Bending and free vibration analysis of functionally graded plates made of porous materials according to a novel the semi-analytical method

Abstract

A scaled boundary finite element method (SBFEM) framework is introduced for the bending and free vibration analyses of functionally graded material (FGM) porous plates based on the three-dimensional (3D) elastic theory. Both the principle of virtual work and Green's theorem are adopted to derive the SBFEM governing equation. Assuming Young's modulus and material density of the FGM porous plate vary along the plate thickness. Even and uneven porosity distribution are performed.
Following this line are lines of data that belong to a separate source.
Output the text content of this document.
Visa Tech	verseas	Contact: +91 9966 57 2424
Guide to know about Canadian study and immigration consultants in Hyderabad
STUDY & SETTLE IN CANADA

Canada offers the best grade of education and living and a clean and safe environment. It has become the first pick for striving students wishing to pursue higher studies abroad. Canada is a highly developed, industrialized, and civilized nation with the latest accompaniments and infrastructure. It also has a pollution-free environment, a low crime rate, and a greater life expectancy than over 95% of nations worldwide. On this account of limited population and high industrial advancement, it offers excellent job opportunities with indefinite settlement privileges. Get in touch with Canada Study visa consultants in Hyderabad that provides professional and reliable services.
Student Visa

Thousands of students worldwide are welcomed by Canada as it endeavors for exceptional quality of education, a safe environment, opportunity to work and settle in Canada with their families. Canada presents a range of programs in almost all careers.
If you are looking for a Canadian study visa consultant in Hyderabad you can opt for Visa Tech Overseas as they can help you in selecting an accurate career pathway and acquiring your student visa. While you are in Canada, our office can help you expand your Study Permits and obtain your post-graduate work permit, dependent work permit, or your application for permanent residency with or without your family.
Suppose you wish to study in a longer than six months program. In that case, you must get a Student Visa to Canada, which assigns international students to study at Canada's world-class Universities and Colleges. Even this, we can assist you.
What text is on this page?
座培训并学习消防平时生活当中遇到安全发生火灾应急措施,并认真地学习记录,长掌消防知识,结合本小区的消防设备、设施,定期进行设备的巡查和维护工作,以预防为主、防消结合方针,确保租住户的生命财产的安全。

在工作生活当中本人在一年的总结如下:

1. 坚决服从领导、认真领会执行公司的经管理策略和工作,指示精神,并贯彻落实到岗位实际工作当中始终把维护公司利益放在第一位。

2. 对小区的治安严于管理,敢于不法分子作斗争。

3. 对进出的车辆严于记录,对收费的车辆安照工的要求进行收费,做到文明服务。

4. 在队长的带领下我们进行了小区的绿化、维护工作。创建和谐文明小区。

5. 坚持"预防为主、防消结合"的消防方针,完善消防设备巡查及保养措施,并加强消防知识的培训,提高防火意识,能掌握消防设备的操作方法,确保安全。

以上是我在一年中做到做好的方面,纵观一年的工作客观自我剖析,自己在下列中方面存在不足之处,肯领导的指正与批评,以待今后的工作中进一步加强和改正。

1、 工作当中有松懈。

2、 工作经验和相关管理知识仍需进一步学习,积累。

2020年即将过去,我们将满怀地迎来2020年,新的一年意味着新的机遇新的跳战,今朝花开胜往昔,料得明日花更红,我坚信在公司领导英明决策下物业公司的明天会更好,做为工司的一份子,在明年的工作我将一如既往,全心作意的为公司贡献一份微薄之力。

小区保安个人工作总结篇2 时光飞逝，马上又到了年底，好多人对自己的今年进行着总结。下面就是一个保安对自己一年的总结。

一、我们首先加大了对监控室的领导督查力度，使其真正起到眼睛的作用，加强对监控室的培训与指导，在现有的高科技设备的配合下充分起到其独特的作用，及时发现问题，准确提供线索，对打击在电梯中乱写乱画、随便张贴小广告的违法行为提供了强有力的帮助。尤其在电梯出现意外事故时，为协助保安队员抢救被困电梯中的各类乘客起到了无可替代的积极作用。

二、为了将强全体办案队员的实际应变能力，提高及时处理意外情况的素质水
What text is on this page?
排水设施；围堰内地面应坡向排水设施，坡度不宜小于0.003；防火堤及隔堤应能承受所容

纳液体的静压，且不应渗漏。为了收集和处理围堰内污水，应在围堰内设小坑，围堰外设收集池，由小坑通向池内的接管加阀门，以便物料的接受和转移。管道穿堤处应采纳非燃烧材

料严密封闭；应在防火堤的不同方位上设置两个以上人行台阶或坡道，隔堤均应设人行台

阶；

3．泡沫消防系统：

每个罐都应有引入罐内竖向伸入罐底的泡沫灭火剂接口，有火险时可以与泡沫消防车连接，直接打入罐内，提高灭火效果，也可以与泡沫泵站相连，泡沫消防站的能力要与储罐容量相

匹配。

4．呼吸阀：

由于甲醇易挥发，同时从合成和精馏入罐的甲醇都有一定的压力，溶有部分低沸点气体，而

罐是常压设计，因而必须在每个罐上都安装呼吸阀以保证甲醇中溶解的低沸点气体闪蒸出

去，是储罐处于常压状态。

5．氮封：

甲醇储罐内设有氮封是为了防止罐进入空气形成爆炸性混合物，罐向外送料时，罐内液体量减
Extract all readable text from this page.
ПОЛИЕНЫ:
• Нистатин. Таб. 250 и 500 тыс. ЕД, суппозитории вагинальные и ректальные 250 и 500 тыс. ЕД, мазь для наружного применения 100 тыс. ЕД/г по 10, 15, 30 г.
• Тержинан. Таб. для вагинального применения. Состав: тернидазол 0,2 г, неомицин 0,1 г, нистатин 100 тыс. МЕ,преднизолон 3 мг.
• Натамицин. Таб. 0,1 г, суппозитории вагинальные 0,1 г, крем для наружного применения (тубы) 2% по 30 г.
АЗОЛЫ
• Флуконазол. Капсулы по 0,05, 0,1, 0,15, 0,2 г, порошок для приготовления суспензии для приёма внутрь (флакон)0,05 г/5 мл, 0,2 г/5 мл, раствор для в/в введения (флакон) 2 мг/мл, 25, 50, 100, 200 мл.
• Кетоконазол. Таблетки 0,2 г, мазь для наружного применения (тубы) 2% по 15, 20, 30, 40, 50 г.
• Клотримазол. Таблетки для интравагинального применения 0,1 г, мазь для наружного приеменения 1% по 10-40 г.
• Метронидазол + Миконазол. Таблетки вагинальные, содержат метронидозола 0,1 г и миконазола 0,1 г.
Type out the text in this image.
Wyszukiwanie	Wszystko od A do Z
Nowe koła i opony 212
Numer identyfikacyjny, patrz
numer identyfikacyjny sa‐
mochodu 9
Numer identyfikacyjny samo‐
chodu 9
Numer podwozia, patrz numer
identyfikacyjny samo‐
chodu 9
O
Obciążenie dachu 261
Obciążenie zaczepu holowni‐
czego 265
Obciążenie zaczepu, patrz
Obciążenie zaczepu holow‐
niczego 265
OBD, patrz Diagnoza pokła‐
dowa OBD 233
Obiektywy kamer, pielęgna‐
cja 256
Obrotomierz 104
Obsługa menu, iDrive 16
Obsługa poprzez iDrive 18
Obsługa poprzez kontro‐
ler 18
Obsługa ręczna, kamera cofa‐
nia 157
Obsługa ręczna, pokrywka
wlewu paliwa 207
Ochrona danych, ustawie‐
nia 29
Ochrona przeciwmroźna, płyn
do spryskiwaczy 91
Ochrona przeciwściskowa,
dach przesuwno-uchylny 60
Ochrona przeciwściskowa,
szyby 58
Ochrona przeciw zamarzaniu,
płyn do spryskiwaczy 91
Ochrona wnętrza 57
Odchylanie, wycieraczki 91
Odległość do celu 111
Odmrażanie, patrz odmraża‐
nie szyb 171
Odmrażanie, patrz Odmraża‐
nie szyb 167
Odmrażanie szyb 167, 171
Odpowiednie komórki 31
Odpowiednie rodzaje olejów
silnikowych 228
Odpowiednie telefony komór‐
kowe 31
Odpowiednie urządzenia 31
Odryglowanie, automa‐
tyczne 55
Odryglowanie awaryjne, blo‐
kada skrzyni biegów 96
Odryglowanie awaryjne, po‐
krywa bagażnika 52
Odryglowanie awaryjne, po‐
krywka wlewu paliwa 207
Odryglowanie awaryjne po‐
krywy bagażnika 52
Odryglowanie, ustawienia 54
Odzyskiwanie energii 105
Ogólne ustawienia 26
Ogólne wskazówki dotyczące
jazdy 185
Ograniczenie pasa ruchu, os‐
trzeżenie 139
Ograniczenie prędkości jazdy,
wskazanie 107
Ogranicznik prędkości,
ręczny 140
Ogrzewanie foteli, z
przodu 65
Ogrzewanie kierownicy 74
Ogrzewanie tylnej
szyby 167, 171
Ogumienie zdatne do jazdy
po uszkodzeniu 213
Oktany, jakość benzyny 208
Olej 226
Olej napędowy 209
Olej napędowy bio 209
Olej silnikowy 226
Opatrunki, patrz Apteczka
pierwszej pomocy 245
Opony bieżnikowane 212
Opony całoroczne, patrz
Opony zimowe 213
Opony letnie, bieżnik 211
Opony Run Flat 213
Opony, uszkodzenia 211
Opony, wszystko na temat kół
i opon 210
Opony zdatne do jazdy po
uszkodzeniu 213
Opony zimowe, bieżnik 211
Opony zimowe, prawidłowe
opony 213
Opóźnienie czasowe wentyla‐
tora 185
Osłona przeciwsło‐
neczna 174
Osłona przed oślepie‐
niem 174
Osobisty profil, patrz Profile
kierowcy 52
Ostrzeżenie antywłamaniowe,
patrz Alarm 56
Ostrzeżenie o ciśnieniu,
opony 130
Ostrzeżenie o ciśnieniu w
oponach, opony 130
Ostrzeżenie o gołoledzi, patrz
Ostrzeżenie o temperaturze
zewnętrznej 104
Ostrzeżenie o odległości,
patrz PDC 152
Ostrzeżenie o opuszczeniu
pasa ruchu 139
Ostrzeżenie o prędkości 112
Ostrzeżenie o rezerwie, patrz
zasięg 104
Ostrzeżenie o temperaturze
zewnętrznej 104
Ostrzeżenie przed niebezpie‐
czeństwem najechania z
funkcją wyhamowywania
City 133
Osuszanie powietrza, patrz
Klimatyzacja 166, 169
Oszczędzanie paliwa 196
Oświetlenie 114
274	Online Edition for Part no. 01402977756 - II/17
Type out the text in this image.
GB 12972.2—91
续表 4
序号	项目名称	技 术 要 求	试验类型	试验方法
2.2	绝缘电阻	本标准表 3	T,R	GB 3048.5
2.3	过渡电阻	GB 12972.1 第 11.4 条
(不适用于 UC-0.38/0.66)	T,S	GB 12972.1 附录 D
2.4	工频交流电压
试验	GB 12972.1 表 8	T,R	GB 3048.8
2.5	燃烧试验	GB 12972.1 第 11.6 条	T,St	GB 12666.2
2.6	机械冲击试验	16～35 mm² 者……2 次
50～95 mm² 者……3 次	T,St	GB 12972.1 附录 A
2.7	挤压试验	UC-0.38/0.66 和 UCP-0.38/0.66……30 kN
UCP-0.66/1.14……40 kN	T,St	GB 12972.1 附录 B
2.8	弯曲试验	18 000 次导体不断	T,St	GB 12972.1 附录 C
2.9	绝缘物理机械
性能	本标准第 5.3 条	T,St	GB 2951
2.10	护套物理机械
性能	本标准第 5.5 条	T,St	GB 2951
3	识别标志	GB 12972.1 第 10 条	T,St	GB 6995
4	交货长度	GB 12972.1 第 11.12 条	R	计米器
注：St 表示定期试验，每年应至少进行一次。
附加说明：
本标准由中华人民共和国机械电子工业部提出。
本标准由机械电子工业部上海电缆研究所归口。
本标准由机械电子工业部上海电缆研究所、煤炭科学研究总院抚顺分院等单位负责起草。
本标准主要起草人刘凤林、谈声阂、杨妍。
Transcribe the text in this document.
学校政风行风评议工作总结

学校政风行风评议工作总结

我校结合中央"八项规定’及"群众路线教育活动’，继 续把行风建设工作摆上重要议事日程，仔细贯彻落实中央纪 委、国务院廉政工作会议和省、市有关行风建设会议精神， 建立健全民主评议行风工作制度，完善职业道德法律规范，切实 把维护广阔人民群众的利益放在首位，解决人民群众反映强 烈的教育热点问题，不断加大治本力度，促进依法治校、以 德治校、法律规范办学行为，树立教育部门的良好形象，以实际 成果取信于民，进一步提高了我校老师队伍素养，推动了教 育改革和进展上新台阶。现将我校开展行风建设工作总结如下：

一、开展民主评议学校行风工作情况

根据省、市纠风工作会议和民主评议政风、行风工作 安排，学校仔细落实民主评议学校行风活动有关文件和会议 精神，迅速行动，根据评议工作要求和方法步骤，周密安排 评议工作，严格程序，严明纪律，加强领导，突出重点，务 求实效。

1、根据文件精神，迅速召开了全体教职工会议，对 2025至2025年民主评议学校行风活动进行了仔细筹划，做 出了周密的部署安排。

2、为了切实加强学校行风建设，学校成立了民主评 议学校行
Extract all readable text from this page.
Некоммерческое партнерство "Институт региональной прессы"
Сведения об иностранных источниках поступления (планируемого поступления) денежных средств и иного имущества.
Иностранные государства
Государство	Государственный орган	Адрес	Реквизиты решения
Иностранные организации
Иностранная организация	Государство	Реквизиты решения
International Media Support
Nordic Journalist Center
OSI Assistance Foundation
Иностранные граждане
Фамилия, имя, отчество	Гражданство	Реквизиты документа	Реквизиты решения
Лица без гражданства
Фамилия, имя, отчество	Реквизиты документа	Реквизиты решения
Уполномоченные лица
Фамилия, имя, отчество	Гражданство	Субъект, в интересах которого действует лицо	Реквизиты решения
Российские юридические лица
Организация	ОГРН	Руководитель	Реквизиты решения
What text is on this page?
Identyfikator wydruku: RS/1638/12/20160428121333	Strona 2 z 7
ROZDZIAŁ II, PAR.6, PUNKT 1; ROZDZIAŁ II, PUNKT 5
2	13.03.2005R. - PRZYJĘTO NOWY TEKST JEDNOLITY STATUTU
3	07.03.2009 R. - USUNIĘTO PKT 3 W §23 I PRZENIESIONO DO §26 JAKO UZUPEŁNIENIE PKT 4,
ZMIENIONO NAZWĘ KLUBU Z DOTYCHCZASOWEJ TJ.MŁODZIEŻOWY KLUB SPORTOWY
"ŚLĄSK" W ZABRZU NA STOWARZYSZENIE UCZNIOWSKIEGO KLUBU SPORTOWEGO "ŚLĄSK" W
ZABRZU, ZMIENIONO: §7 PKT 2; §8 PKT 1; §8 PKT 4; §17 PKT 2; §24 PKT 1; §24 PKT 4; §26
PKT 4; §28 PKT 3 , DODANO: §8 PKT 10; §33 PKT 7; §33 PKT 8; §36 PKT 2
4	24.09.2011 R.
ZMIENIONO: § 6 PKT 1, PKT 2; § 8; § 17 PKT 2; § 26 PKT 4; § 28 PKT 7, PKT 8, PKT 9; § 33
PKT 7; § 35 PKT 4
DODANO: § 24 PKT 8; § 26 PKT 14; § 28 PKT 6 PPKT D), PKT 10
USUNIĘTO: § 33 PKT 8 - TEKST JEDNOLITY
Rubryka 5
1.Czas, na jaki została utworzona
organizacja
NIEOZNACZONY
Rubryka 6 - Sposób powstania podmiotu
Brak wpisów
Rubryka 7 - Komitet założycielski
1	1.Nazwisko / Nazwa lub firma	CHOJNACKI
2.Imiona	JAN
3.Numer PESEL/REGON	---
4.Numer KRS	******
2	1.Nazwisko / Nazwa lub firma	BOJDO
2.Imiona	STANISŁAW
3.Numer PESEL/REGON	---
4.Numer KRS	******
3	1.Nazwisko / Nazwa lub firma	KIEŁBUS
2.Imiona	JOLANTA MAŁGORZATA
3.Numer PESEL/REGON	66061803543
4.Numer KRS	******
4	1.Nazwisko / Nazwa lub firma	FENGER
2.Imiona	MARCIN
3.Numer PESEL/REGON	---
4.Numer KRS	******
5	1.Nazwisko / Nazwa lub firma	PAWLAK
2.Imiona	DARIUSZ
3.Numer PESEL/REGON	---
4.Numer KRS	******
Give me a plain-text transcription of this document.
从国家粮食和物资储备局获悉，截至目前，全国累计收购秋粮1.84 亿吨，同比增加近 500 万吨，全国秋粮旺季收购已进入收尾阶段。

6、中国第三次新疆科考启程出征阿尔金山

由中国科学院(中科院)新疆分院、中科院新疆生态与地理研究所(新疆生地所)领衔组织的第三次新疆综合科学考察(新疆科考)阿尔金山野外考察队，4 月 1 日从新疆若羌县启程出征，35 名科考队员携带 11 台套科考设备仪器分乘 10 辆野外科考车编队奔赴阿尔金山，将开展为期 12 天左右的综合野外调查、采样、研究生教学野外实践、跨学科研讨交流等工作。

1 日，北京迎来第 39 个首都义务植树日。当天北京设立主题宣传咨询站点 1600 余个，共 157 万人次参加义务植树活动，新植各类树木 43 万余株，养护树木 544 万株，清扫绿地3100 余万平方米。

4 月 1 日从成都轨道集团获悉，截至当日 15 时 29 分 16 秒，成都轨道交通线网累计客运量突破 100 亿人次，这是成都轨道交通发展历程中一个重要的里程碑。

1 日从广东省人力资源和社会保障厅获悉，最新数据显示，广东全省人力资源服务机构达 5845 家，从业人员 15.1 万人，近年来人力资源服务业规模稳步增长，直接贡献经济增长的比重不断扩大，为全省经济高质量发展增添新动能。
Translating the 2D mesh along the thickness (radial direction) can be obtained the 3D plate geometry by leaving the scaling center at infinity. Consequently, the spatial dimension of the model is reduced, and the computational efficiency is significantly improved. The 2D high-order spectral element is applied to discretize the middle plane of plate due to its superior accuracy and convergence. The radial solution can be expressed analytically by matrix exponential function and solved by precise integration method (PIM). Finally, an uncomplicated and significant stiffness matrix is obtained. Furthermore, combined with the lumped mass matrix, the free vibration problem can be transformed into an eigenvalue problem. The applicability an accuracy of this approach for the static and free vibration analyses of FGM porous structures are demonstrated through variable numerical examples.